Restaurant Sangam Wok & Curry, Feldkirch, Österreich – First Austrian Curry

Liechtenstein was today’s Primary Objective, they had built it, I hadn’t been. En Route to Liechtenstein from the Bodensee, one has to cross the Eastern Periphery of Österreich, going there and coming back. Hector had done his Research, not very much has been written about the Restaurant Sangam Wok & Curry (Reichstrasse 171, 6800, Feldkirch, Österreich), but the little that had was a Magnet. I was nearly on my way here yesterday but fortunately spotted that Dienstag ist Ruhetag.

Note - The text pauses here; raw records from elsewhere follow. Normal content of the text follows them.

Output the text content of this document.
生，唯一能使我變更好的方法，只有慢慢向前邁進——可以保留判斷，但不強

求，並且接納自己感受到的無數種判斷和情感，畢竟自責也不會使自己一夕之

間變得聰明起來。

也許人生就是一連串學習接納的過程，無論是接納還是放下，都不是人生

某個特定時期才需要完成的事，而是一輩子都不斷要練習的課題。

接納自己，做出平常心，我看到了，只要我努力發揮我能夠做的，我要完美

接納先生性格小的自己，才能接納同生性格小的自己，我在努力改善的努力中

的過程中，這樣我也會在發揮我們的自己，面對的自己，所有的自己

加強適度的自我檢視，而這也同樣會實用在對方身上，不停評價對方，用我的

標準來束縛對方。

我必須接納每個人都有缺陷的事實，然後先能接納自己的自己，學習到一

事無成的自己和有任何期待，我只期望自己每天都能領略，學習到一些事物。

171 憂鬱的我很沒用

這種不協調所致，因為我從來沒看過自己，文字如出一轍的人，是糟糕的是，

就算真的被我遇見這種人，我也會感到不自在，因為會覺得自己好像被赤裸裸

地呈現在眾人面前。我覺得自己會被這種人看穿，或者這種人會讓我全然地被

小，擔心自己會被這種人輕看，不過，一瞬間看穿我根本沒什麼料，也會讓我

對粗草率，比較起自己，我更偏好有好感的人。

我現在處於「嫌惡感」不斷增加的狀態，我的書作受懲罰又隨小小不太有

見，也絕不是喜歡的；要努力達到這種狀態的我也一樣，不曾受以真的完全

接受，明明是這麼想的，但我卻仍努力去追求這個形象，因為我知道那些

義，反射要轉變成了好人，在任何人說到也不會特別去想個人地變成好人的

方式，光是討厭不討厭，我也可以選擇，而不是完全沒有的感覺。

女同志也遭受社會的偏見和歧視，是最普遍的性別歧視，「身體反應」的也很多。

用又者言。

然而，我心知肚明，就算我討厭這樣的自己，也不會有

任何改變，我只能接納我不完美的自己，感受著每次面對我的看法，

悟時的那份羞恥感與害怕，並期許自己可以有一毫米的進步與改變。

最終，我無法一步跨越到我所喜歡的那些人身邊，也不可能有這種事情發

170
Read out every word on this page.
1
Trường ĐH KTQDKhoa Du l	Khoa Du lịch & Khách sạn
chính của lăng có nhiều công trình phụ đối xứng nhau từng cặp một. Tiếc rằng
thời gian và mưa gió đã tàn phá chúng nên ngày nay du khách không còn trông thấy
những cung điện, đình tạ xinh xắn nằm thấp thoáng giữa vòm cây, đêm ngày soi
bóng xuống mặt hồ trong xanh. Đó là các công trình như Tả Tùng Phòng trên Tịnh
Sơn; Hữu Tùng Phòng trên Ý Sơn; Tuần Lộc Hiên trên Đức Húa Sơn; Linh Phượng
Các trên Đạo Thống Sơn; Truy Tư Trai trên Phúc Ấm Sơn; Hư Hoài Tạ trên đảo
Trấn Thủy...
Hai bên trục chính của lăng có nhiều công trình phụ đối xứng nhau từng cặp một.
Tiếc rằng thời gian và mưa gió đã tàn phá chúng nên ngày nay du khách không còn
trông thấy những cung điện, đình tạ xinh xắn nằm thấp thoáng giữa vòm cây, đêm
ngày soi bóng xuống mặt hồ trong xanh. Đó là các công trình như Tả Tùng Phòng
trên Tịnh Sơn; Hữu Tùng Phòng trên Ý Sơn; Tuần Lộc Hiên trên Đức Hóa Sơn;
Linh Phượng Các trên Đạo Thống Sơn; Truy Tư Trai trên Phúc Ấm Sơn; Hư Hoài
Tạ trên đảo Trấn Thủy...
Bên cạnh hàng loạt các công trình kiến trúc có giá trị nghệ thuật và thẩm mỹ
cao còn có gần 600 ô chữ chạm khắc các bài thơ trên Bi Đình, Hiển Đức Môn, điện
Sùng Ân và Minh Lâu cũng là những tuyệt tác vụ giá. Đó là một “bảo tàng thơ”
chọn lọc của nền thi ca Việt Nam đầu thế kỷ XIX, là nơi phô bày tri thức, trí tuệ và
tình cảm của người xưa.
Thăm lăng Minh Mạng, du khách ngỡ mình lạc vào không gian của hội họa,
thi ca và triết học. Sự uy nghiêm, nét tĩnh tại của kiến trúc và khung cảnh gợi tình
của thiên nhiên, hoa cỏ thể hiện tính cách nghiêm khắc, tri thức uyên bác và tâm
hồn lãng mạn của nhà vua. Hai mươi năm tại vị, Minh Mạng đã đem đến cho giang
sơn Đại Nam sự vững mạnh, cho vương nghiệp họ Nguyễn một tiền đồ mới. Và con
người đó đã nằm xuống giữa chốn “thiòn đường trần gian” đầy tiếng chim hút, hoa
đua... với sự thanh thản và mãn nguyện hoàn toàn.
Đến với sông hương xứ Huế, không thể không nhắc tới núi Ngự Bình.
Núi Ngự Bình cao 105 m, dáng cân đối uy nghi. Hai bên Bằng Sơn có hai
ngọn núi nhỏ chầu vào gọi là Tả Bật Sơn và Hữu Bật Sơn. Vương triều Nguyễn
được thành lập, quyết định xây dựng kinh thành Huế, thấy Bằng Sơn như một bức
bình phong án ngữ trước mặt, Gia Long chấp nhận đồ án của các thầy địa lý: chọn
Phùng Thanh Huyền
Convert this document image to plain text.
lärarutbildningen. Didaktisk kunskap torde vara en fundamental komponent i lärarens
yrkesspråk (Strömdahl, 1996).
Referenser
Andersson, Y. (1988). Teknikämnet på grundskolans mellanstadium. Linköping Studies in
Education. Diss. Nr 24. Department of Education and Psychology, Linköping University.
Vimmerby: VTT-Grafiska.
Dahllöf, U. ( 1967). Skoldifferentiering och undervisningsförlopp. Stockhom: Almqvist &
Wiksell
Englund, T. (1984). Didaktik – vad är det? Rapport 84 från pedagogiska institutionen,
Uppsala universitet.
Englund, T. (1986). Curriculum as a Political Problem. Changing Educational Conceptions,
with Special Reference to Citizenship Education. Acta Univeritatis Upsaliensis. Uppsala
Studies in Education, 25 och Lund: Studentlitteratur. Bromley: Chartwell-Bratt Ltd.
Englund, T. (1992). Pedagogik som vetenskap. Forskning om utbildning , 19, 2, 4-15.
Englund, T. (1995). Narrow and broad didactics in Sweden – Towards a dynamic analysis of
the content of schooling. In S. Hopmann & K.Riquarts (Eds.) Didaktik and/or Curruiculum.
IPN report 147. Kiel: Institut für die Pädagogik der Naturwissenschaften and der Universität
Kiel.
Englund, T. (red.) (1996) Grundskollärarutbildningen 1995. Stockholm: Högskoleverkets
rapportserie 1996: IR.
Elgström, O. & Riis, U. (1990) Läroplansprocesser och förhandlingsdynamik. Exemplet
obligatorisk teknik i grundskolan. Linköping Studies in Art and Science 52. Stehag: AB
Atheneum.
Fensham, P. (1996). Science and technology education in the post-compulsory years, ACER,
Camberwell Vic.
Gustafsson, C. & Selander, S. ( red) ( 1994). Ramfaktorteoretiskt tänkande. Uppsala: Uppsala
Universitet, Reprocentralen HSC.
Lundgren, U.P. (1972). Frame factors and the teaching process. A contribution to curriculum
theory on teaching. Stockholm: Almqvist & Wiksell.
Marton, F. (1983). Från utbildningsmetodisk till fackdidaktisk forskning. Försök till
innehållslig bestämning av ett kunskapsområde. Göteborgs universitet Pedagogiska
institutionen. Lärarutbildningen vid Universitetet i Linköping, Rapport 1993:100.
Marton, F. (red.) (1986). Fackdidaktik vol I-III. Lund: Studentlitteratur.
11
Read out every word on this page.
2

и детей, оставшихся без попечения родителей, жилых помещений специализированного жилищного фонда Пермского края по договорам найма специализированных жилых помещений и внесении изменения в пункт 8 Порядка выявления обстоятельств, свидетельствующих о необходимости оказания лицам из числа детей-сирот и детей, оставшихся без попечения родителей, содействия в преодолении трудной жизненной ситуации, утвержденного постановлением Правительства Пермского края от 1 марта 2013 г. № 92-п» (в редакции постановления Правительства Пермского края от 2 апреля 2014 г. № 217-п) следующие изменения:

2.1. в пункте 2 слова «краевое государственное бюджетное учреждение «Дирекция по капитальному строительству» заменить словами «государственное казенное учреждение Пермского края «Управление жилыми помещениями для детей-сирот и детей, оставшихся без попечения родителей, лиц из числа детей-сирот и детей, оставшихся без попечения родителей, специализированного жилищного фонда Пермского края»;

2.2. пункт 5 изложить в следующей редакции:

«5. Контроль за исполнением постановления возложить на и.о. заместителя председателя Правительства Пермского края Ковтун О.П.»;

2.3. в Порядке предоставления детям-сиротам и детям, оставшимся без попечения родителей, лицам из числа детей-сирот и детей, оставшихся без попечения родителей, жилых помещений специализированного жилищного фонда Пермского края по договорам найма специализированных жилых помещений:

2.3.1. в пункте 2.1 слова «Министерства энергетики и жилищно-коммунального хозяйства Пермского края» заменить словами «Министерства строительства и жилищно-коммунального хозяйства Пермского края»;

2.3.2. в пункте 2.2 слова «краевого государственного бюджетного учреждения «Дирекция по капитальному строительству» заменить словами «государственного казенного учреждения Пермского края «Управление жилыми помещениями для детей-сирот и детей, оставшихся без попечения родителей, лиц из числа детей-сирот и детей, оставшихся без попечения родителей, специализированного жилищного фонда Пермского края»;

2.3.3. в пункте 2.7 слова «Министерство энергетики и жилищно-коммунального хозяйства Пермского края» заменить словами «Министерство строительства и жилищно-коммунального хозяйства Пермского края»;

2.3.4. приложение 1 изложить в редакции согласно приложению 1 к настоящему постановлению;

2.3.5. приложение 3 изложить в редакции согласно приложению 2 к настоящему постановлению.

Easily found, on the main road outside the Bahnhof, Sangam had been opened at Lunchtime. I was tempted then but did the Liechtenstein Ritual instead. I found myself back in Feldkirch waiting for opening time. Yes, Liechtenstein was riveting, not.

The Research had revealed that this operation was run by Calcuttan-born Chinese. The Menu on offer therefore covered both Camps.

I was admitted bang on the 17.30 opening time, the Research was accurate, so far. I announced from the start that – I had come from Scotland especially to eat in this Restaurant. This was true.

Scotland is a long way to come. – was the reply.

Mein Host and I discussed, in English, the Curry Requirements of Hector. That their Menu described the Karahi as a Stir-Fry put me off a bit. Maybe it does come down to that in the final stages, but there is much to be done to the Meat before that can be considered. I suggested the Lamm Rogan Josh, however, I was told this would have a lot of Masala. Why? Tandoori was suggested. Obviously Dry, but without some Masala it is not Curry in Hector’s Book. We agreed upon the Lamm Karahi. I as ever asked for it to be served without the listed Paprika. No Capsicum. Not for the first time I suggested an Alternative Vegetable could be added. In places where I am not known I usually end up with masses of Large Cut Onions. Potatoes, I offered as a throwaway. In all my years of ordering Curry in a new venue, nobody has ever taken this on board.

The Soda Water was reasonable value at €2.70 per half litre compared to the price of Mineral Water.

I had time to take in the surroundings. Whilst there was the usual attempt to recreate what people think a Curry House should look like, there was a Bright, Summery feel to the décor. I sat to the left of the door, an area which could have sat twenty plus. The other side replicated this, not a Small Venue.

The Karahi was brought on a Candle-lit Stand along with the European huge quantity of Boiled Rice. Did I see Cumin Seeds added to the Rice?

The Curry was Dry, Seriously Dry. Some Ghee had collected at the base of the Karahi. The Lamb was cut in a standard size and the quantity was Substantial. A Green Herb was mixed in, Fresh Coriander one hoped. The anticipated Large Onion Chunks were visible, but – What’s this – Potatoes! A First!

One can start a Curry with so many Positive Waves and then be disappointed. This Curry did not disappoint.

Presumably the Tender Lamb had been pre-cooked and indeed had now been Stir-Fried with the other Bits. The Seasoning was very much at the Upper End of The Scale. Shades of Erlangen. There was no way this Curry could now be Bland.

The Spice content was not high, I hadn’t asked for Spicy. Black Pepper may have been the root of the Kick that was. The Herby Flavours emerged slowly, both Black and Green Cardamoms were present, Aromatic too. The Minimal Ghee was intriguing, a couple of Spoonfuls was scooped over the Lamb, oh yes. The Earthy Taste I crave was there. The Potatoes stood out, they were Stir-Fried – Bratkartoffellen – by any other name – Superb, and another First!

The Lady who had put this Dish together appeared halfway. I verified my enjoyment, she was of course happy to hear this. I felt this was a good time to mention Curry-Heute, a good move as it turned out. I established at this time that the People serving me were Brother and Sister.

The Bill

€20.60. This has to be considered above the average price one would expect to pay in the UK.   Switzerland and Liechtenstein are only a few kilometres away, prices there are high, here too.

The Aftermath

My strategy of approaching the Counter paid off. The Calling Card was presented. Why – Curry-Heute? In another German Speaking Country this definitely pays off.

I was told about the Calcutta Connection and how quite a number of Chinese had migrated to North East India. I asked who the Chef was – My Husband. Another Chinese-Calcuttan. I was challenged as to my Scottish accent.  Did I have one? The Daughter is at St Andrews University. There are Scots there?

These were Lovely People selling Impressive Bespoke Curry. I wish them well and recommend that anyone travelling in this Border Territory drops in.